Why Can't I Be Normal | Teen Ink

Why Can't I Be Normal

November 14, 2023
By Forrest1 BRONZE, Lewis Center, Ohio
Forrest1 BRONZE, Lewis Center, Ohio
1 article 0 photos 0 comments

Favorite Quote:
"Women raise their voices because they aren't being listened to. Men raise their voices because they aren't being obeyed"


I think I was 7 the first time I realized that my family wasn't normal when I realized that it wasn't normal to live with your grandmother, that it wasn’t normal to have the only meals you eat to be the two the school gave, that the Eviction Notice on our door meant we were too poor to afford an apartment, that food stamps told we didn't have enough for food either.

When I was 13, I realized that what was happening in my house wasn't normal, that it wasn't normal to be woken up at midnight and screamed at, it wasn't normal to be yelled at for a teacher calling home because they had heard or seen something concerning, it wasn’t normal to be taught by the rest of your family how and when to call the cops on your step-father.

Around the same time, I found the person who would become the closest thing I ever had to a mother, the one person who knew everything, and who supported me through everything. But then I had to leave, and that was the heaviest grief I have ever felt, and by the end of that summer, I was done, completely and totally done. On Monday, August 14th, I attempted suicide for the third time in my life, and as I woke up the next morning in a daze, the only emotion I felt was anger, at the world, at other people, but more so, at myself. Then on August 17th, I got myself up and went to my first day of high school, as if absolutely nothing happened. 

Now looking back on that night and the many struggling nights over the summer and school year, the thing that makes me the angriest, is that when I did ask for help, and I did, no one noticed, no one helped, I was deemed as “overdramatic” and “exaggerating”, instead of being helped I was ignored, and told that I was “making it up” and that it was “all in my head”. 

Being told you're mature for your age-at least when you’ve been abused- doesn’t mean that you’re smart, or you like mature topics, it means you raised yourself and you comforted yourself and you protected yourself from the abuse that held you in its razor-sharp grip. It means you became a 25-year-old living in an 8-year-old's body. It means that when you finally escape the abusive hell, you don't know how to be your age anymore, because you’ve always had to be older, you had to do the maturing that takes most people 25 years in 1 year.  

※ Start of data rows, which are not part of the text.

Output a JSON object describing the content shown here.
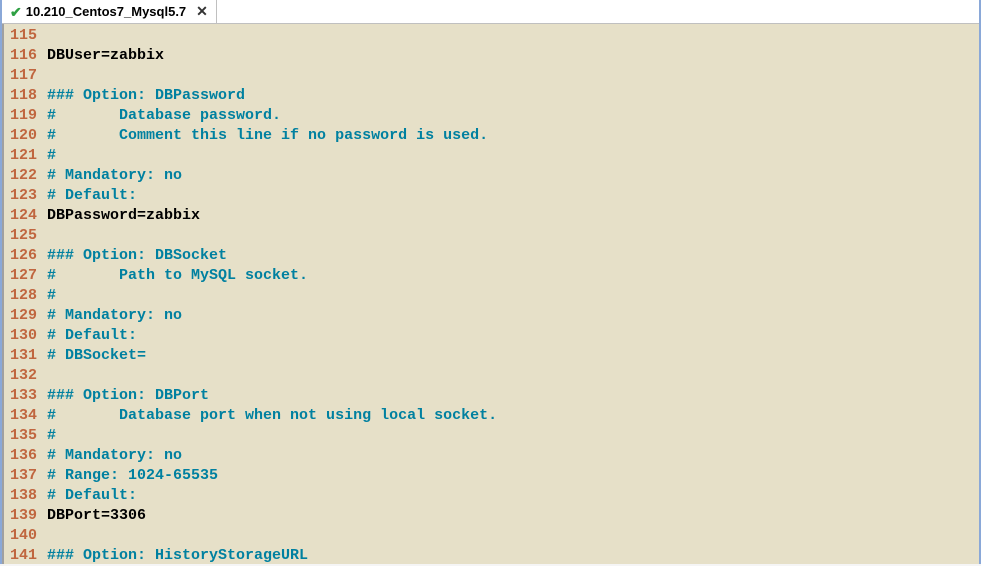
{
  "tab": {
    "title": "10.210_Centos7_Mysql5.7",
    "close": "✕"
  },
  "lines": [
    {
      "num": "115",
      "text": "",
      "klass": "c-plain"
    },
    {
      "num": "116",
      "text": "DBUser=zabbix",
      "klass": "c-plain"
    },
    {
      "num": "117",
      "text": "",
      "klass": "c-plain"
    },
    {
      "num": "118",
      "text": "### Option: DBPassword",
      "klass": "c-comment"
    },
    {
      "num": "119",
      "text": "#       Database password.",
      "klass": "c-comment"
    },
    {
      "num": "120",
      "text": "#       Comment this line if no password is used.",
      "klass": "c-comment"
    },
    {
      "num": "121",
      "text": "#",
      "klass": "c-comment"
    },
    {
      "num": "122",
      "text": "# Mandatory: no",
      "klass": "c-comment"
    },
    {
      "num": "123",
      "text": "# Default:",
      "klass": "c-comment"
    },
    {
      "num": "124",
      "text": "DBPassword=zabbix",
      "klass": "c-plain"
    },
    {
      "num": "125",
      "text": "",
      "klass": "c-plain"
    },
    {
      "num": "126",
      "text": "### Option: DBSocket",
      "klass": "c-comment"
    },
    {
      "num": "127",
      "text": "#       Path to MySQL socket.",
      "klass": "c-comment"
    },
    {
      "num": "128",
      "text": "#",
      "klass": "c-comment"
    },
    {
      "num": "129",
      "text": "# Mandatory: no",
      "klass": "c-comment"
    },
    {
      "num": "130",
      "text": "# Default:",
      "klass": "c-comment"
    },
    {
      "num": "131",
      "text": "# DBSocket=",
      "klass": "c-comment"
    },
    {
      "num": "132",
      "text": "",
      "klass": "c-plain"
    },
    {
      "num": "133",
      "text": "### Option: DBPort",
      "klass": "c-comment"
    },
    {
      "num": "134",
      "text": "#       Database port when not using local socket.",
      "klass": "c-comment"
    },
    {
      "num": "135",
      "text": "#",
      "klass": "c-comment"
    },
    {
      "num": "136",
      "text": "# Mandatory: no",
      "klass": "c-comment"
    },
    {
      "num": "137",
      "text": "# Range: 1024-65535",
      "klass": "c-comment"
    },
    {
      "num": "138",
      "text": "# Default:",
      "klass": "c-comment"
    },
    {
      "num": "139",
      "text": "DBPort=3306",
      "klass": "c-plain"
    },
    {
      "num": "140",
      "text": "",
      "klass": "c-plain"
    },
    {
      "num": "141",
      "text": "### Option: HistoryStorageURL",
      "klass": "c-comment"
    }
  ]
}
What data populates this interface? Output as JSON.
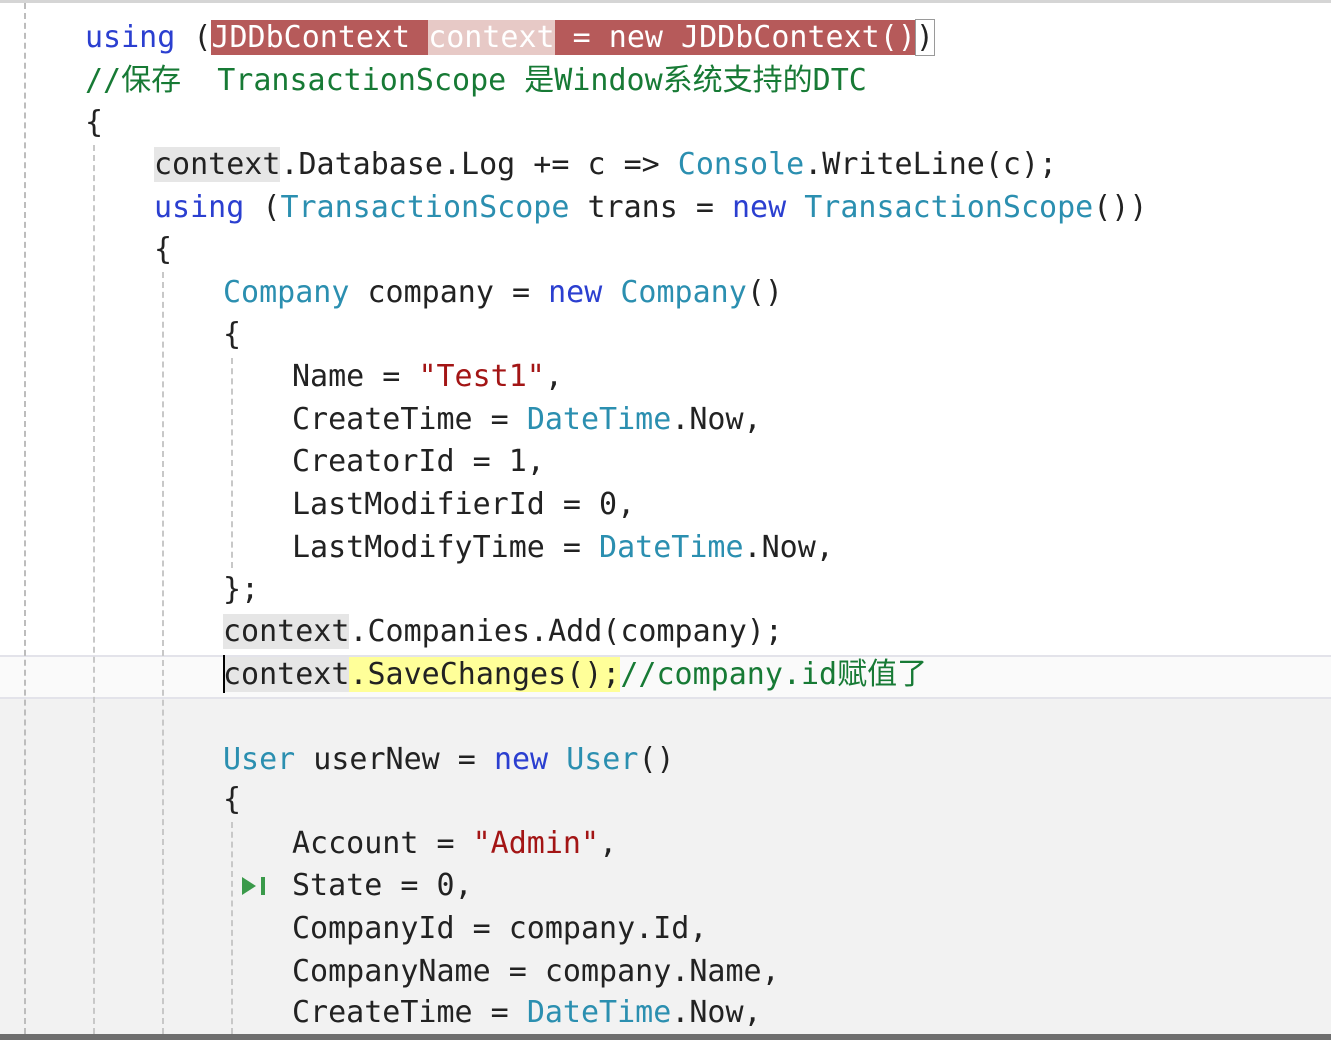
{
  "code": {
    "l1": [
      "using",
      " (",
      "JDDbContext ",
      "context",
      " = new JDDbContext()",
      ")"
    ],
    "l2": "//保存  TransactionScope 是Window系统支持的DTC",
    "l3": "{",
    "l4": [
      "context",
      ".Database.Log += c => ",
      "Console",
      ".WriteLine(c);"
    ],
    "l5": [
      "using",
      " (",
      "TransactionScope",
      " trans = ",
      "new",
      " ",
      "TransactionScope",
      "())"
    ],
    "l6": "{",
    "l7": [
      "Company",
      " company = ",
      "new",
      " ",
      "Company",
      "()"
    ],
    "l8": "{",
    "l9": [
      "Name = ",
      "\"Test1\"",
      ","
    ],
    "l10": [
      "CreateTime = ",
      "DateTime",
      ".Now,"
    ],
    "l11": "CreatorId = 1,",
    "l12": "LastModifierId = 0,",
    "l13": [
      "LastModifyTime = ",
      "DateTime",
      ".Now,"
    ],
    "l14": "};",
    "l15": [
      "context",
      ".Companies.Add(company);"
    ],
    "l16": [
      "context",
      ".SaveChanges();",
      "//company.id赋值了"
    ],
    "l17": [
      "User",
      " userNew = ",
      "new",
      " ",
      "User",
      "()"
    ],
    "l18": "{",
    "l19": [
      "Account = ",
      "\"Admin\"",
      ","
    ],
    "l20": "State = 0,",
    "l21": "CompanyId = company.Id,",
    "l22": "CompanyName = company.Name,",
    "l23": [
      "CreateTime = ",
      "DateTime",
      ".Now,"
    ]
  },
  "colors": {
    "keyword": "#2b3fd0",
    "type": "#2b8fb0",
    "comment": "#177a35",
    "string": "#a31515",
    "error_highlight": "#b65a5a",
    "reference_highlight": "#ffff99"
  },
  "icons": {
    "current_statement": "step-arrow-icon"
  }
}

I was never a child, for 13 years I wasn’t a child, but now, I'm expected to be one. I'm expected to want to hang out with friends and go to fun places when in reality, I don't have many friends, if any at all, true friends at least. But I don't want to go out, at least not with other people, I want to hike up a mountain alone, and watch the stars alone, I don't like being around other people because I’ve been alone my entire life, it's always just been me. 

For most people, the idea of being alone forever scares them, the idea of dying alone scares them. It doesn’t for me, if anything, it comforts me. I prefer being alone, it's easier, there's no one you have to spend time with to keep the relationship, there's no one who you have to impress, and there's no one you have to put on a mask for. 

Except at school, there's a new mask for every new class, every new teacher, every new person. I don’t understand how schools go around saying that “they care about mental health” and “if you need someone to talk to there's someone available” but in reality it just “well, you should get your grades up”, “How are you failing”, “You grades are slipping since last year”. Because all I want to say to those people is “Yeah, my main priority has been keeping myself alive and safe but thanks for the concern about my grades”. 

I remember, when I was 7, 8, 9 all the way through 13, watching Homecoming and Prom and all the other school dances on TV, on Disney Channel, and thinking that there was no chance I'd be alive to go to them, that there was no chance I’d make it to high school. But now, after going to my first homecoming, I realize how surreal this year has been, I'm not “recovered” or “healed” by any stretch, but I'm at a year in my life that for the past 7 years, I never thought I’d make it too. And if we’re being honest I probably shouldn’t have, medically at least.